Lasso has built-in support for several WordPress themes. If you’re using a supported theme, it will automatically display the correct CSS class to use.
If you’re a theme developer and your theme’s post container is dedicated to content without using any other markup, you should send an email to Haskins with your theme’s text domain and CSS class. He’ll include support for it within Lasso’s opening status wizard.
While trying to locate the article class, I discovered that I couldn’t close the animated walk through making it impossible to find.
While troubleshooting the problem, I deactivated all plugins and determined that one of Jetpack’s modules was causing the issue. I reactivated each module individually, but was unable to determine which one caused the problem.
Once I was able to close the walk through, I used Firebug’s element inspection tool to locate my theme’s article class. The theme I used to test Lasso is a child theme of Stargazer and its CSS class for content is .entry-content. After configuring the article class, I was able to use Lasso on the frontend of WordPress.
Although Lasso is compatible with many of the most popular themes, I encountered a CSS conflict in my child theme.

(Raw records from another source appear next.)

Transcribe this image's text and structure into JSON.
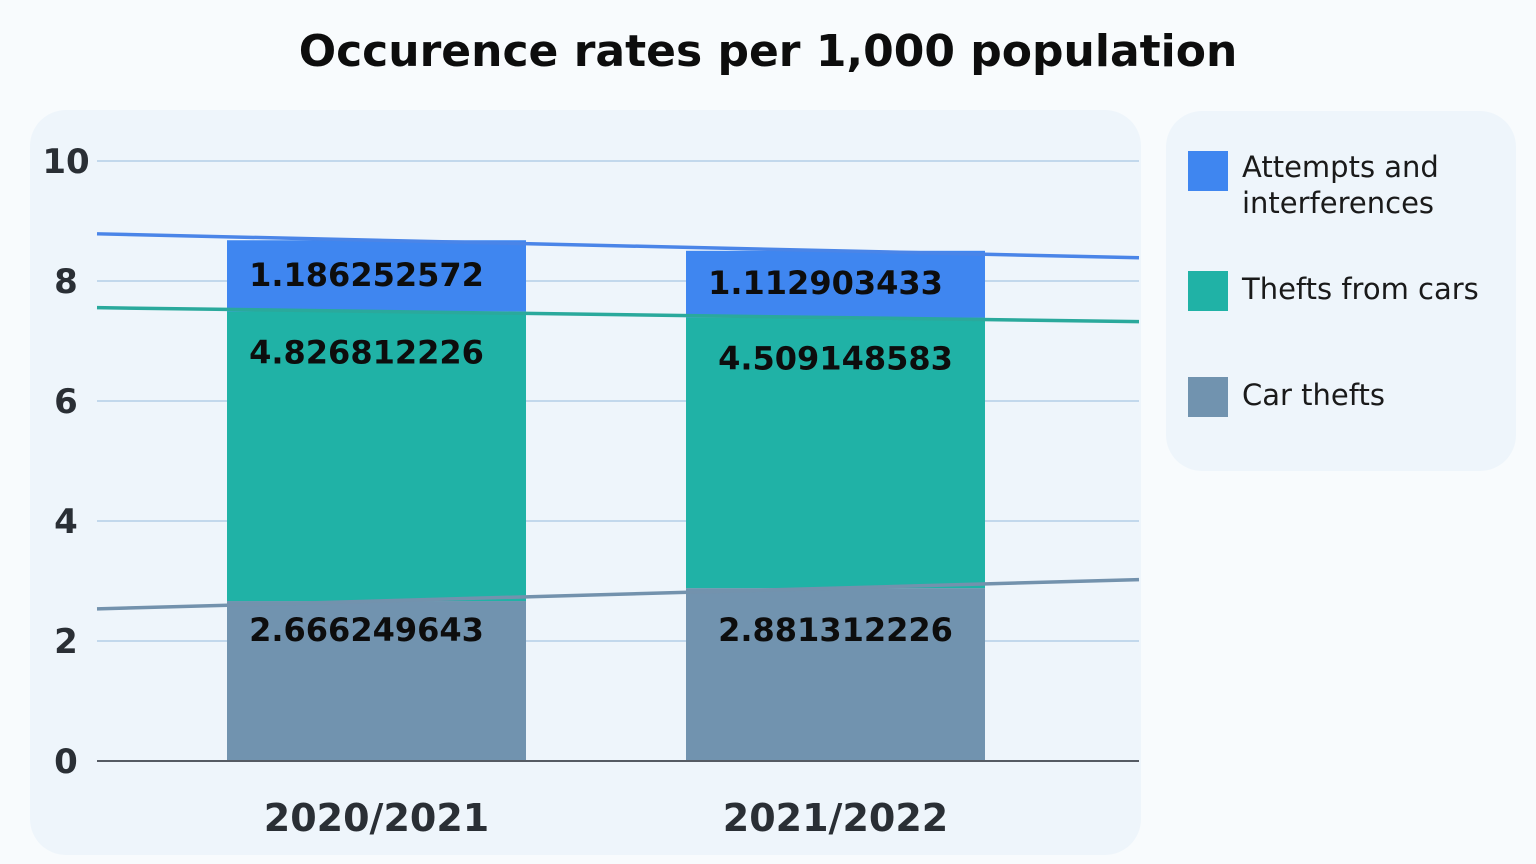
{
  "chart_data": {
    "type": "bar",
    "stacked": true,
    "title": "Occurence rates per 1,000 population",
    "categories": [
      "2020/2021",
      "2021/2022"
    ],
    "series": [
      {
        "name": "Car thefts",
        "values": [
          2.666249643,
          2.881312226
        ],
        "labels": [
          "2.666249643",
          "2.881312226"
        ],
        "color": "#7193af"
      },
      {
        "name": "Thefts from cars",
        "values": [
          4.826812226,
          4.509148583
        ],
        "labels": [
          "4.826812226",
          "4.509148583"
        ],
        "color": "#20b2a6"
      },
      {
        "name": "Attempts and interferences",
        "values": [
          1.186252572,
          1.112903433
        ],
        "labels": [
          "1.186252572",
          "1.112903433"
        ],
        "color": "#3f86f0"
      }
    ],
    "ylim": [
      0,
      10
    ],
    "yticks": [
      "0",
      "2",
      "4",
      "6",
      "8",
      "10"
    ],
    "grid": true,
    "trendlines": true,
    "legend": {
      "position": "right",
      "entries": [
        {
          "name": "Attempts and interferences",
          "color": "#3f86f0"
        },
        {
          "name": "Thefts from cars",
          "color": "#20b2a6"
        },
        {
          "name": "Car thefts",
          "color": "#7193af"
        }
      ]
    }
  },
  "colors": {
    "gridline": "#a9c8e3",
    "axis": "#555b63",
    "trend_attempts": "#4a85e8",
    "trend_thefts_from": "#2aa99c",
    "trend_car": "#7392ad"
  }
}
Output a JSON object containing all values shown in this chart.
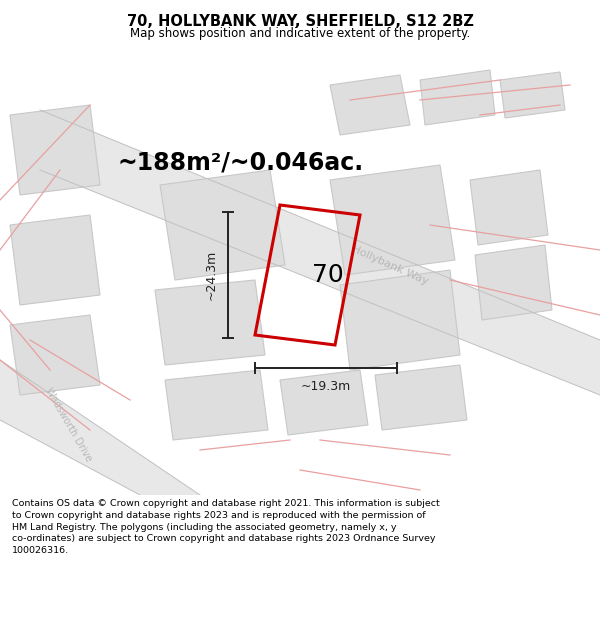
{
  "title": "70, HOLLYBANK WAY, SHEFFIELD, S12 2BZ",
  "subtitle": "Map shows position and indicative extent of the property.",
  "footer": "Contains OS data © Crown copyright and database right 2021. This information is subject\nto Crown copyright and database rights 2023 and is reproduced with the permission of\nHM Land Registry. The polygons (including the associated geometry, namely x, y\nco-ordinates) are subject to Crown copyright and database rights 2023 Ordnance Survey\n100026316.",
  "area_label": "~188m²/~0.046ac.",
  "width_label": "~19.3m",
  "height_label": "~24.3m",
  "number_label": "70",
  "map_bg": "#f5f5f5",
  "road_fill": "#e8e8e8",
  "building_color": "#dedede",
  "building_outline": "#c8c8c8",
  "pink": "#e8a0a0",
  "street_label_color": "#b0b0b0",
  "red_outline": "#cc0000",
  "dim_color": "#222222",
  "title_fontsize": 10.5,
  "subtitle_fontsize": 8.5,
  "footer_fontsize": 6.8,
  "area_fontsize": 17,
  "dim_fontsize": 9,
  "num_fontsize": 18,
  "hollybank_label_color": "#b8b8b8",
  "wadsworth_label_color": "#b8b8b8"
}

As you can see from the screenshot, two of the buttons in the editor are displayed at the bottom. I notified Haskins of the issue and after some troubleshooting, we discovered a CSS conflict between my child theme and Lasso.
The solution is to add !important to a specific CSS class, but as Haskins explains, it’s not an ideal solution:
Ensuring that markup styles in Lasso are consistent across all themes is a challenge, especially when it comes to unordered lists. The editor uses semantic markup, with its own margins and paddings. Theme styles will sometimes override this causing un-desired visual issues.
We can combat this by declaring !important, but this is a bad practice and will just upset developers who want to theme Lasso. In the end, we’re left with dealing with these issues as they come up through our support channels.
Lasso only shows up when viewing the single page view of a post or page. You can edit content already published or use it as the primary editor to create content when previewing a draft post. Lasso’s main menu has three buttons, edit post, post settings, and add post.
- Post settings gives you the option to switch the status of a post from draft to publish. You can also change the URL slug.
- Add new post allows you to create a new post.
- Edit post activates the editor.
When Lasso creates a new post, it automatically displays it on the frontend of WordPress. However, you can’t change the category or tags of a post using Lasso. This is something I’d like to see added to the post settings as it would come in handy, especially when creating new posts.
To edit content, you can either highlight words and click a formatting button or use keyboard shortcuts. One major drawback is that you can’t add images or media to posts. However, you can edit and manipulate media from the frontend if it’s already in a post. When I tried to edit an image, the buttons turned into unrecognizable codes.
When editing a post, there are two buttons on the bottom right portion of the screen. Depending on whether it’s a draft or published post, you’ll see a save and publish icon. I think these icons are too far away and should be integrated into the editor.
Wait For Lasso 1.0
Lasso is a beta product with plenty of things that need to be addressed before hitting 1.0. Haskins is aware of the issues I encountered and assures me they’ll be fixed in future versions. Now that it’s available for purchase, he plans to iterate quickly and release updates as they’re fixed.
Lasso is $129 for one site and includes 12 months of updates and support. I expect plugins at this price point to be polished and nearly bug free. Although none of the bugs I encountered prevented me from using the editor, I recommend waiting on 1.0 or later.